Regarding human resources, the swing room model proved highly efficient from a surgical perspective. One single surgeon was able to perform an estimated 33% of additional cases with a mean duration of 70 min in an eight-hour day. Two anesthesiologists were required for this increase in throughput; however, the regional anesthesiologist was providing services to other ORs in addition to the swing ORs. In other words, the block room anesthesiologist and the anesthesia assistant who aids with block placement do not necessarily need to be exclusively dedicated to the swing room model. Four nurses are required for the two ORs in the swing room model, which corresponds to 1.4 cases per nurse (assuming a case load of 5.6 cases in an eight-hour day). At our centre, the conventional “single surgeon-single anesthesiologist-single OR model” employs 3.25 nurses per OR, which corresponds to 1.3 cases per nurse, assuming the completion of 4.2 cases in an eight-hour day.

The present study revealed a high block success rate, which was likely multifactorial, including the allowance of adequate time for the block to be effective and the use of ultrasound by a dedicated group of experienced regional anesthesiologists. Although ultrasound guidance, which allows direct visualization of local anesthetic spread around target nerves, has been shown to increase BPB success rates compared with traditional nerve localization techniques,17 more research is required.

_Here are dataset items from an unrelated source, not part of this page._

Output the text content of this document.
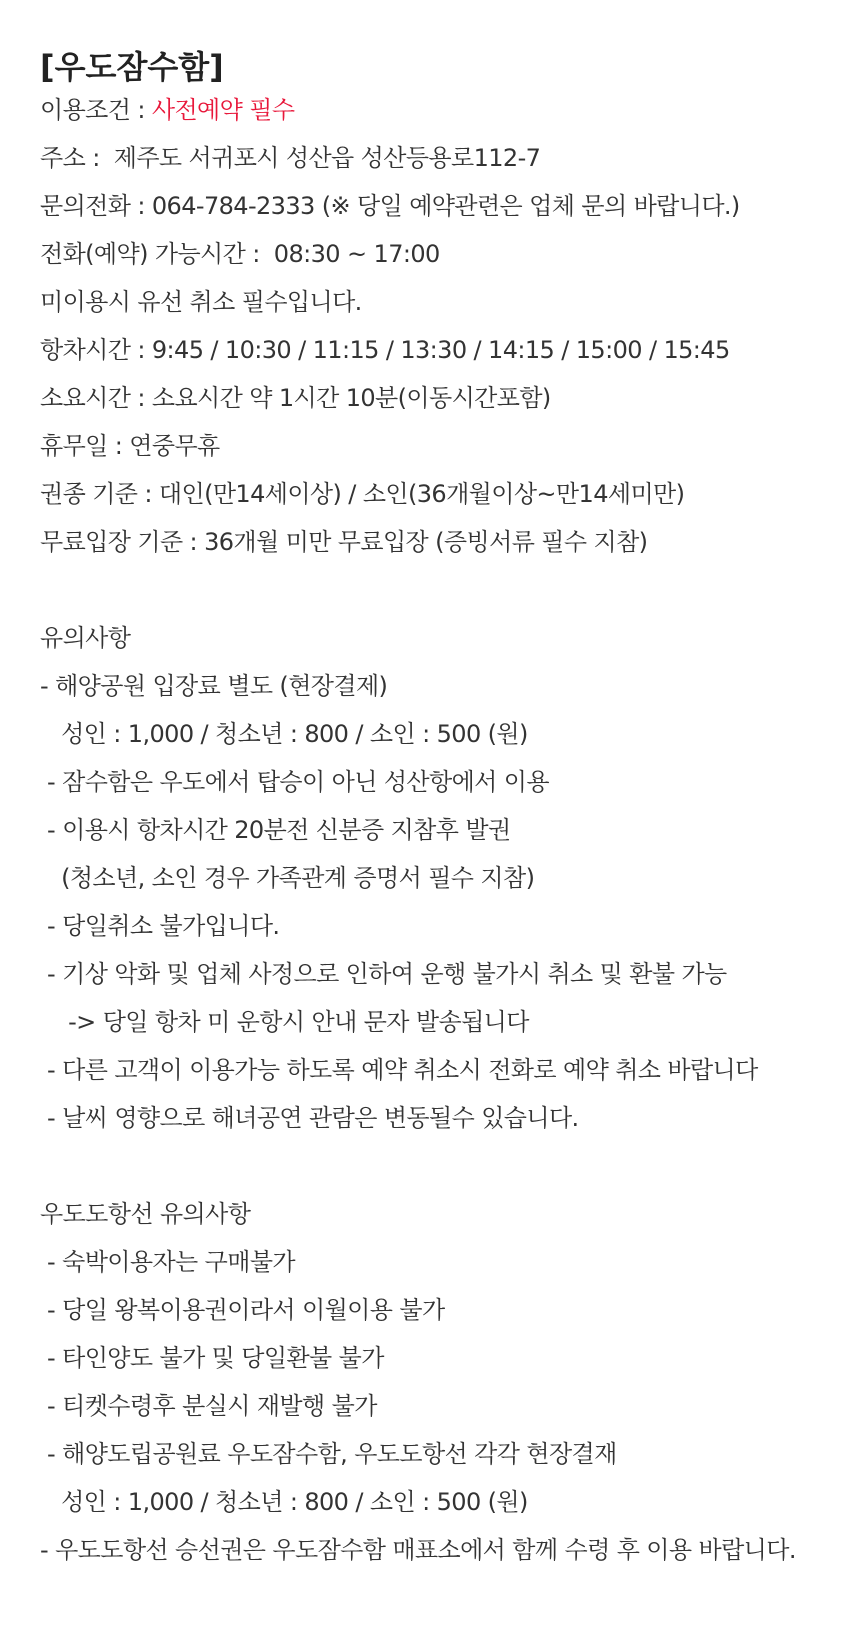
[우도잠수함]
이용조건 : 사전예약 필수
주소 :  제주도 서귀포시 성산읍 성산등용로112-7
문의전화 : 064-784-2333 (※ 당일 예약관련은 업체 문의 바랍니다.)
전화(예약) 가능시간 :  08:30 ~ 17:00
미이용시 유선 취소 필수입니다.
항차시간 : 9:45 / 10:30 / 11:15 / 13:30 / 14:15 / 15:00 / 15:45
소요시간 : 소요시간 약 1시간 10분(이동시간포함)
휴무일 : 연중무휴
권종 기준 : 대인(만14세이상) / 소인(36개월이상~만14세미만)
무료입장 기준 : 36개월 미만 무료입장 (증빙서류 필수 지참)
유의사항
- 해양공원 입장료 별도 (현장결제)
성인 : 1,000 / 청소년 : 800 / 소인 : 500 (원)
- 잠수함은 우도에서 탑승이 아닌 성산항에서 이용
- 이용시 항차시간 20분전 신분증 지참후 발권
(청소년, 소인 경우 가족관계 증명서 필수 지참)
- 당일취소 불가입니다.
- 기상 악화 및 업체 사정으로 인하여 운행 불가시 취소 및 환불 가능
-> 당일 항차 미 운항시 안내 문자 발송됩니다
- 다른 고객이 이용가능 하도록 예약 취소시 전화로 예약 취소 바랍니다
- 날씨 영향으로 해녀공연 관람은 변동될수 있습니다.
우도도항선 유의사항
- 숙박이용자는 구매불가
- 당일 왕복이용권이라서 이월이용 불가
- 타인양도 불가 및 당일환불 불가
- 티켓수령후 분실시 재발행 불가
- 해양도립공원료 우도잠수함, 우도도항선 각각 현장결재
성인 : 1,000 / 청소년 : 800 / 소인 : 500 (원)
- 우도도항선 승선권은 우도잠수함 매표소에서 함께 수령 후 이용 바랍니다.
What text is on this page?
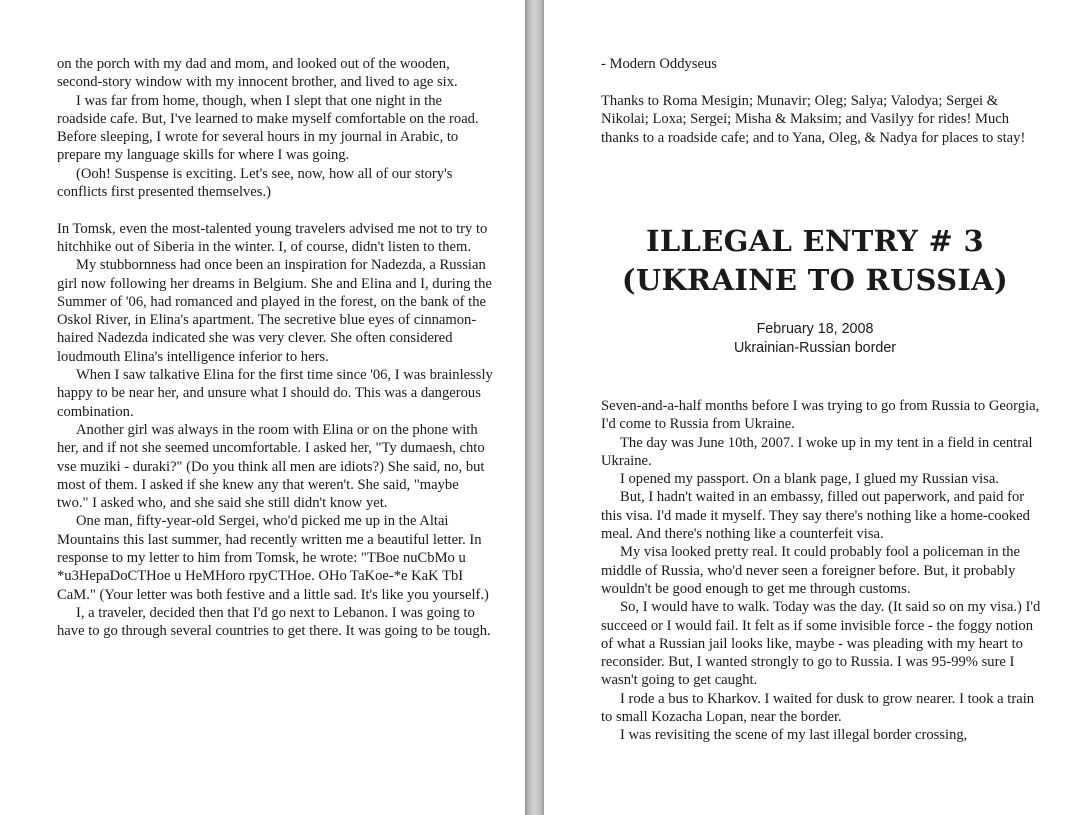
on the porch with my dad and mom, and looked out of the wooden, second-story window with my innocent brother, and lived to age six.

I was far from home, though, when I slept that one night in the roadside cafe. But, I've learned to make myself comfortable on the road. Before sleeping, I wrote for several hours in my journal in Arabic, to prepare my language skills for where I was going.

(Ooh! Suspense is exciting. Let's see, now, how all of our story's conflicts first presented themselves.)

In Tomsk, even the most-talented young travelers advised me not to try to hitchhike out of Siberia in the winter. I, of course, didn't listen to them.

My stubbornness had once been an inspiration for Nadezda, a Russian girl now following her dreams in Belgium. She and Elina and I, during the Summer of '06, had romanced and played in the forest, on the bank of the Oskol River, in Elina's apartment. The secretive blue eyes of cinnamon-haired Nadezda indicated she was very clever. She often considered loudmouth Elina's intelligence inferior to hers.

When I saw talkative Elina for the first time since '06, I was brainlessly happy to be near her, and unsure what I should do. This was a dangerous combination.

Another girl was always in the room with Elina or on the phone with her, and if not she seemed uncomfortable. I asked her, "Ty dumaesh, chto vse muziki - duraki?" (Do you think all men are idiots?) She said, no, but most of them. I asked if she knew any that weren't. She said, "maybe two." I asked who, and she said she still didn't know yet.

One man, fifty-year-old Sergei, who'd picked me up in the Altai Mountains this last summer, had recently written me a beautiful letter. In response to my letter to him from Tomsk, he wrote: "TBoe nuCbMo u *u3HepaDoCTHoe u HeMHoro rpyCTHoe. OHo TaKoe-*e KaK TbI CaM." (Your letter was both festive and a little sad. It's like you yourself.)

I, a traveler, decided then that I'd go next to Lebanon. I was going to have to go through several countries to get there. It was going to be tough.

- Modern Oddyseus
Thanks to Roma Mesigin; Munavir; Oleg; Salya; Valodya; Sergei & Nikolai; Loxa; Sergei; Misha & Maksim; and Vasilyy for rides! Much thanks to a roadside cafe; and to Yana, Oleg, & Nadya for places to stay!
ILLEGAL ENTRY # 3
(UKRAINE TO RUSSIA)
February 18, 2008
Ukrainian-Russian border

Seven-and-a-half months before I was trying to go from Russia to Georgia, I'd come to Russia from Ukraine.

The day was June 10th, 2007. I woke up in my tent in a field in central Ukraine.

I opened my passport. On a blank page, I glued my Russian visa.

But, I hadn't waited in an embassy, filled out paperwork, and paid for this visa. I'd made it myself. They say there's nothing like a home-cooked meal. And there's nothing like a counterfeit visa.

My visa looked pretty real. It could probably fool a policeman in the middle of Russia, who'd never seen a foreigner before. But, it probably wouldn't be good enough to get me through customs.

So, I would have to walk. Today was the day. (It said so on my visa.) I'd succeed or I would fail. It felt as if some invisible force - the foggy notion of what a Russian jail looks like, maybe - was pleading with my heart to reconsider. But, I wanted strongly to go to Russia. I was 95-99% sure I wasn't going to get caught.

I rode a bus to Kharkov. I waited for dusk to grow nearer. I took a train to small Kozacha Lopan, near the border.

I was revisiting the scene of my last illegal border crossing,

Our study is limited by its retrospective nature and the fact that its data are derived from a single academic tertiary care centre with experience in the implementation and usage of a swing room model. Therefore, our findings may not be easily reproducible at other centres. Also, because the daily slates of patients treated in the swing room model frequently included cases that did not meet inclusion criteria, we were unable to measure case throughput directly; rather, we had to estimate the number of comparable cases possible in an eight-hour day. However, our method represents a simple and straightforward tool in the post hoc analysis of throughput based on abstracted real-life data that can easily be modified to suit any period of interest.

In summary, in this case-matched cohort study in a typical mixed inpatient/outpatient population undergoing upper extremity orthopedic surgery, we found that the implementation of a “swing” room care model (based on ultrasound-guided regional anesthesia and parallel processing) in a hospital’s main OR suite reduced non-operative time, produced higher case throughput, and improved patient recovery profiles compared with the traditional “single surgeon-single anesthesiologist-single OR model”. These results show that anesthesiology-driven innovation in the approach to the delivery of perioperative care represents a tool with the potential to contribute to a reduction of surgical wait lists in the public Canadian health care system.